Some people who recover from COVID-19 have lingering health problems even months later.

PHOENIX — What happens when COVID-19 symptoms just won’t go away? Some people who recover have lingering health problems even months later.  

One Phoenix cardiologist runs one of the nation's few clinics that specializes in treating long haulers. CEO of Arizona Heart 360 and cardiologist, Dr. Sarika Desai, said a lot of long hauler symptoms are heart-related. 

"A lot of folks have underlying autoimmune diseases or have a history with mono or other viruses, and maybe particularly during the time of the infection can develop a really out-of-whack autonomic response so typically if they stand for long periods of time their heart rate gets elevated, if they try to walk up a flight of steps they're out of breath, they have fatigue," Dr. Desai explained.

There are symptoms outside of a rapid heart rate as well. 

"Other symptoms can include chronic diarrhea or constipation, abdominal pain, really head-to-toe symptoms that deal with our autonomic response can be affected," she said.

Dr. Desai said she's treated more than 500 long hauler patients so far from all over the country.

"Arizona Heart 360 has been at the forefront in identifying and treating these patients," she continued. "We’ve been trying to help our fellow doctors and nurse patients particularly who were on the front lines taking care of patients who have now unfortunately developed a rapid heart rate and severe fatigue where they can't get out of bed.

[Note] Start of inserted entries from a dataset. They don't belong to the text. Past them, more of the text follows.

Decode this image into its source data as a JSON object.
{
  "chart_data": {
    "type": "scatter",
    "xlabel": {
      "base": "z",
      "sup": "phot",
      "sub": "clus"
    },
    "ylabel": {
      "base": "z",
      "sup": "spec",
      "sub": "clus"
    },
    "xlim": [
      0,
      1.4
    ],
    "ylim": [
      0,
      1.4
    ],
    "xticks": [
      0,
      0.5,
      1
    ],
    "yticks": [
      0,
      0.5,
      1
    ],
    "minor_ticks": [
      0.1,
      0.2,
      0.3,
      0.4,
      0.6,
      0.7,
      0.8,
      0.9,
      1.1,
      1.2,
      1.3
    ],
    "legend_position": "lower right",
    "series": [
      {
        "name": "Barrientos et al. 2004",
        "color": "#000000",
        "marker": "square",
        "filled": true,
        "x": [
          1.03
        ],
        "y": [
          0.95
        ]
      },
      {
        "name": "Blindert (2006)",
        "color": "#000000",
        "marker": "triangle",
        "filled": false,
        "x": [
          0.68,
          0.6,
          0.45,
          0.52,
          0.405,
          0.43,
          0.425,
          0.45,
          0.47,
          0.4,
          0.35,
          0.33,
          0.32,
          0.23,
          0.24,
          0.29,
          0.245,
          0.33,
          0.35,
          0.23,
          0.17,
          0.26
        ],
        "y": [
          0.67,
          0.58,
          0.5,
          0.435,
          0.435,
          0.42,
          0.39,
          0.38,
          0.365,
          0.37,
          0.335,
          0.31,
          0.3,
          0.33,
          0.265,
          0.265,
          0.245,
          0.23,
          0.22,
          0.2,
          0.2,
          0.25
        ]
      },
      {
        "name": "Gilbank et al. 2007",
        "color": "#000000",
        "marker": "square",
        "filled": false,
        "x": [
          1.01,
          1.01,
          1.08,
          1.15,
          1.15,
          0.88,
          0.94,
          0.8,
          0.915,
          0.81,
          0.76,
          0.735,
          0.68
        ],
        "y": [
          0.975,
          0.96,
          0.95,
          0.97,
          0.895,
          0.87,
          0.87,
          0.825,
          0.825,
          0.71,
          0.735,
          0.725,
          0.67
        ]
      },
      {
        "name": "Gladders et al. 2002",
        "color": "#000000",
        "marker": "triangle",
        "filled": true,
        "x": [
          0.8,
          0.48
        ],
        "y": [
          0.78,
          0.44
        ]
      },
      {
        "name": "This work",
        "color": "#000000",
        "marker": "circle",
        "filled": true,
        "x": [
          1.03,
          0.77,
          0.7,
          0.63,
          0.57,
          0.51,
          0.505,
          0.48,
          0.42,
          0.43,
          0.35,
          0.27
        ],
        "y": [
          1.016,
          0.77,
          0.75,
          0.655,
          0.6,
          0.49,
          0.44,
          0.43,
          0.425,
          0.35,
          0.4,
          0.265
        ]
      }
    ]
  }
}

These are active folks in the health care field who were mountain biking, hiking, running, jogging, and they just can't live their life anymore so we help them get back on their feet."

She said every case is different, and therefore every treatment plan is different. Treatments typically include a combination of medicine and lifestyle changes.

"This virus has been interesting in that sometimes patients recover within 3 months and then low and behold within 3-6 months they display some odd symptoms like this," she explained. "So of course we don’t know how long it lasts, or how these episodes can function entirely but certainly we can try to keep them at bay."